Die Beschwerde des Antragstellers gegen den Beschluss des Sozialgerichts Kassel vom 18. Mai 2012 wird zurückgewiesen.

Die Beteiligte haben einander auch für das Beschwerdeverfahren keine Kosten zu erstatten.

 

Gründe

I.

Der Antragsteller begehrt im Wege des einstweiligen Rechtsschutzes Leistungen nach dem Sozialgesetzbuch Zweites Buch - Grundsicherung für Arbeitsuchende - (SGB II).

Der 1960 geborene Antragsteller bezog bis Ende September 2004 Leistungen der Arbeitsagentur Kassel. Im August 2004 übersandte die Bundesagentur für Arbeit dem Antragsteller einen Antragsvordruck zur Antragstellung nach dem SGB II mit dem Hinweis, dass nur bei rechtzeitiger Abgabe des Antrags zum 1. Januar 2005 eine Leistungsgewährung erfolgen könne. Im Rahmen eines Gespräches mit seinem Arbeitsvermittler stellte der Antragsteller am 19. Januar 2005 mündlich einen Antrag auf Leistungen nach dem SGB II. Das ihm ausgehändigte Antragsformular reichte der Antragsteller nicht ausgefüllt zurück.

In einem ersten einstweiligen Rechtsschutzverfahren versuchte der Antragsteller eine vorläufige Leistungsgewährung zu erstreiten. Sein Antrag wurde mit Beschluss des Sozialgerichts Kassel vom 12. August 2005 abgelehnt (Az. S 21 168/05 ER) und die hiergegen gerichtete Beschwerde zum Hessischen Landessozialgericht mit Beschluss vom 17. Oktober 2005 zurückgewiesen (Az. L 9 AS 69/05 ER), weil der Antragsteller seine Mitwirkungspflichten nach den §§ 60 ff. Sozialgesetzbuch Erstes Buch - Allgemeiner Teil (SGB I) nicht erfüllt habe.
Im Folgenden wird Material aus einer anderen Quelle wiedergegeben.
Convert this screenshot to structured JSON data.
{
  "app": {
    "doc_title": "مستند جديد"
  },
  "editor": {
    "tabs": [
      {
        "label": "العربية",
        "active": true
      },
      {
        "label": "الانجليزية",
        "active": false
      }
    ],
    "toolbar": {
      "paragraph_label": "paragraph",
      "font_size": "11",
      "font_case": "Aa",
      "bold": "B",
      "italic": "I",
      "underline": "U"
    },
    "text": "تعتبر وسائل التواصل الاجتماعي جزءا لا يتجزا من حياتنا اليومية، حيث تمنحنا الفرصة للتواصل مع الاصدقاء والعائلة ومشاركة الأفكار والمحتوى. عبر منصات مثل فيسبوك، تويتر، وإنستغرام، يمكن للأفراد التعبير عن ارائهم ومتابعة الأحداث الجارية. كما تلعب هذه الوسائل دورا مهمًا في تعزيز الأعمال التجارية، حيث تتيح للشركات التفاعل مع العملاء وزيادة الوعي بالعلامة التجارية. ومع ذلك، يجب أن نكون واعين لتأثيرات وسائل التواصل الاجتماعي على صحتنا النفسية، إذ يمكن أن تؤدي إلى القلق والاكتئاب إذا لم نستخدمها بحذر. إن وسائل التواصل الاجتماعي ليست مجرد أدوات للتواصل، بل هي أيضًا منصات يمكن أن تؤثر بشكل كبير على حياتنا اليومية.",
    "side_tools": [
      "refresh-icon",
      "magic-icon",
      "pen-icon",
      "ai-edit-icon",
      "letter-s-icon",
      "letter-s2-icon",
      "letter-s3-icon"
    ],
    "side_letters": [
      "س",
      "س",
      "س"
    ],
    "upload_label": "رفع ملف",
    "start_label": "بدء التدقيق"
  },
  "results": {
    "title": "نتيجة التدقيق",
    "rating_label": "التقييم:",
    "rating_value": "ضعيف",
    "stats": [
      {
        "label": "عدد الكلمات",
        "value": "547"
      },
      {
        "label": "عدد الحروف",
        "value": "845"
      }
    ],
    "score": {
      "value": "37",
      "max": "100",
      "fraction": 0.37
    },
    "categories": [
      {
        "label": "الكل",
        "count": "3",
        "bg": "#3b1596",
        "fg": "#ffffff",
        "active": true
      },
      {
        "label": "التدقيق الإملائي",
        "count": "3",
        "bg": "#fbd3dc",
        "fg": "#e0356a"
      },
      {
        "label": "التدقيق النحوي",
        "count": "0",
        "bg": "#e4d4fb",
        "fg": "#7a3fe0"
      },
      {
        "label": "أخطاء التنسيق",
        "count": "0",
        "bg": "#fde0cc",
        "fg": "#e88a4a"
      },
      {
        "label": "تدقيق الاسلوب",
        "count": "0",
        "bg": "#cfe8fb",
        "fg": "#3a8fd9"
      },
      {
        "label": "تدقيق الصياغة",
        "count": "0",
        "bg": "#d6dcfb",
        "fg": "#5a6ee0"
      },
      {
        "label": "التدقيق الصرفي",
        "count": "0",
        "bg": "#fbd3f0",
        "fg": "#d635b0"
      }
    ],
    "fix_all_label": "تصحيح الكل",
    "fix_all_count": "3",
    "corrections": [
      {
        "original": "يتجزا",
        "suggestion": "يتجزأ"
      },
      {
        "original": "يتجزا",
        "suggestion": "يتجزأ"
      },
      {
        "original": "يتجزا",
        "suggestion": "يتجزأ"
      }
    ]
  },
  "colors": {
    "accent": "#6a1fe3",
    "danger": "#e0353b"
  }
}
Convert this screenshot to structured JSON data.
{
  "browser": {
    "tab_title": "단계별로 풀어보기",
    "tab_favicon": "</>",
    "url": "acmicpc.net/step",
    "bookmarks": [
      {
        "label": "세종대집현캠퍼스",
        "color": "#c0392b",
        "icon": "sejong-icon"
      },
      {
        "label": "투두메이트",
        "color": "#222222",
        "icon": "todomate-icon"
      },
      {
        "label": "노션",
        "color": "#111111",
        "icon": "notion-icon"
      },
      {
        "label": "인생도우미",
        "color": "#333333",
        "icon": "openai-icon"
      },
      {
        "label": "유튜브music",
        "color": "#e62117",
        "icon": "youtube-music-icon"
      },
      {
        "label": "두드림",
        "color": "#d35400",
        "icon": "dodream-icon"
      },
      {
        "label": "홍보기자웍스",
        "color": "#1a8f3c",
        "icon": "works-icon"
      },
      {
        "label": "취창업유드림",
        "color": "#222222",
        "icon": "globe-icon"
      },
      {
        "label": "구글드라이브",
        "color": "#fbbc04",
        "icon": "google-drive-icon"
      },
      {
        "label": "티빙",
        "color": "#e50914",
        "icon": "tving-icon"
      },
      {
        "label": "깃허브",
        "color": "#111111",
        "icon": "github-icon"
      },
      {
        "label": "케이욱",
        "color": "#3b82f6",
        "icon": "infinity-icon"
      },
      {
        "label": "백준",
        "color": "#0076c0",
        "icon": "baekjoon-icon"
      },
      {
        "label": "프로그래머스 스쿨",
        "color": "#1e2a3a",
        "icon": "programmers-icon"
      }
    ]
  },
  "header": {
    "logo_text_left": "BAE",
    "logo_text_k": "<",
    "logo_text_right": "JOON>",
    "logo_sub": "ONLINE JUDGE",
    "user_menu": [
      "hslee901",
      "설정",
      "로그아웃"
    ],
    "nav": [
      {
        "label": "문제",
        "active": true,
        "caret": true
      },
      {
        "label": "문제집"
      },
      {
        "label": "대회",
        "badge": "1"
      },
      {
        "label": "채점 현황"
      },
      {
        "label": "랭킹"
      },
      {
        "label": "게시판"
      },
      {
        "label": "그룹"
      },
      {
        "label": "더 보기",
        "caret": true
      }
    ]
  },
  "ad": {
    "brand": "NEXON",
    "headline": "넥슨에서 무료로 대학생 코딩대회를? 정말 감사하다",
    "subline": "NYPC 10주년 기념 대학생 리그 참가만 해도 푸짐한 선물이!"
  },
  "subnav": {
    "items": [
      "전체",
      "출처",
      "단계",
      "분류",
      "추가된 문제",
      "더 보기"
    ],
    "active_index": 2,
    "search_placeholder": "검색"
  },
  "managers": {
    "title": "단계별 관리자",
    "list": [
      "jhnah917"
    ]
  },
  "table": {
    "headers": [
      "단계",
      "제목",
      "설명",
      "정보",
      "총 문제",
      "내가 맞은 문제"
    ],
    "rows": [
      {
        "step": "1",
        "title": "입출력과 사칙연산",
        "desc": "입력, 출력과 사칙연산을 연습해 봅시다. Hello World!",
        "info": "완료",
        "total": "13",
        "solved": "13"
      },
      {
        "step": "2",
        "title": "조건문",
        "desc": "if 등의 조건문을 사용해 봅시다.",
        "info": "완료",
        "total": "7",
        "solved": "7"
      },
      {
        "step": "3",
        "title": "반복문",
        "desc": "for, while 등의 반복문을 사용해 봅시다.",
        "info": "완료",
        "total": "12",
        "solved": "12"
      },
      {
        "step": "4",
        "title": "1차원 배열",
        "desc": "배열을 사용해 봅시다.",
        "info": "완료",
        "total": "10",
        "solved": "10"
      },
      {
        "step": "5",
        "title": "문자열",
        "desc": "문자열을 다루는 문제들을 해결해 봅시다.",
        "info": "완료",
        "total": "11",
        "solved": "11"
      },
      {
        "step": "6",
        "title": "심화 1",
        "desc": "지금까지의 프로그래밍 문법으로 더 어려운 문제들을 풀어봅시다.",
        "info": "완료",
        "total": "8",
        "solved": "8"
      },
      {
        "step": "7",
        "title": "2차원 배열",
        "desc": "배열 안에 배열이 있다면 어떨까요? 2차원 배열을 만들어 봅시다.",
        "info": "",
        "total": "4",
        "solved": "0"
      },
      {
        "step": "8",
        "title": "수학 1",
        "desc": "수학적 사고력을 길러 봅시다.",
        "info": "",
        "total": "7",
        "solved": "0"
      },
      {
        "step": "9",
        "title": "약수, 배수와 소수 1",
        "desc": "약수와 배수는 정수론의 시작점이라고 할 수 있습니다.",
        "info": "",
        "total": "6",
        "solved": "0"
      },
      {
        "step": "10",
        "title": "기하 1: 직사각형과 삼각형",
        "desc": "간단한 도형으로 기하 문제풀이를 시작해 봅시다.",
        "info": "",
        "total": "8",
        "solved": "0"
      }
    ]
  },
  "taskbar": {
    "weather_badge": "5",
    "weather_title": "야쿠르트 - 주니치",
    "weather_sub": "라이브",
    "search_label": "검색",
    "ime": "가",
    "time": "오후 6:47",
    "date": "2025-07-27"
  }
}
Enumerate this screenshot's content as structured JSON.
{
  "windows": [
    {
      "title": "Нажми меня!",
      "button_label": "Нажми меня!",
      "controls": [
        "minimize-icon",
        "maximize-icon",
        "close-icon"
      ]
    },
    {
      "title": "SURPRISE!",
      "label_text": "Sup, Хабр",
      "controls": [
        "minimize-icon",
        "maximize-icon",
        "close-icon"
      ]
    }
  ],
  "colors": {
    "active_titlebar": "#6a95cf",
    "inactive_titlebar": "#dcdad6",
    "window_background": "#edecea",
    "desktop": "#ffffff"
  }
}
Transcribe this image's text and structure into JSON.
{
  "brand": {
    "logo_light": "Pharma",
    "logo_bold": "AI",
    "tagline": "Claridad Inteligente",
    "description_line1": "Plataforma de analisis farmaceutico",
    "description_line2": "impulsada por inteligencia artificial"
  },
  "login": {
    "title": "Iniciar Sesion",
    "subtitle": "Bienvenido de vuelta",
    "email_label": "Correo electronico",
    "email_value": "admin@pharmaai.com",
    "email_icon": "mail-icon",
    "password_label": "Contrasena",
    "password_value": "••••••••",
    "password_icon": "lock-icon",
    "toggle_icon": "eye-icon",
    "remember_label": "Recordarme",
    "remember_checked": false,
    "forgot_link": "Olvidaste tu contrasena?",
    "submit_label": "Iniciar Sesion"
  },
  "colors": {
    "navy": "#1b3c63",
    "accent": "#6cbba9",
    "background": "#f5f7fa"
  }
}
Am 1. November 2006 stellte der Antragsteller erneut einen Antrag auf einstweiligen Rechtsschutz beim Sozialgericht Kassel (Az. S 21 907/06 ER). In einem Erörterungstermin am 20. November 2006 erklärte sich der Antragsteller bereit, “ohne Ausfüllen des Formularantrags gewisse Angaben schriftlich zu machen und die Richtigkeit zu bestätigen„ und nahm anschließend seinen Antrag auf einstweiligen Rechtsschutz zurück.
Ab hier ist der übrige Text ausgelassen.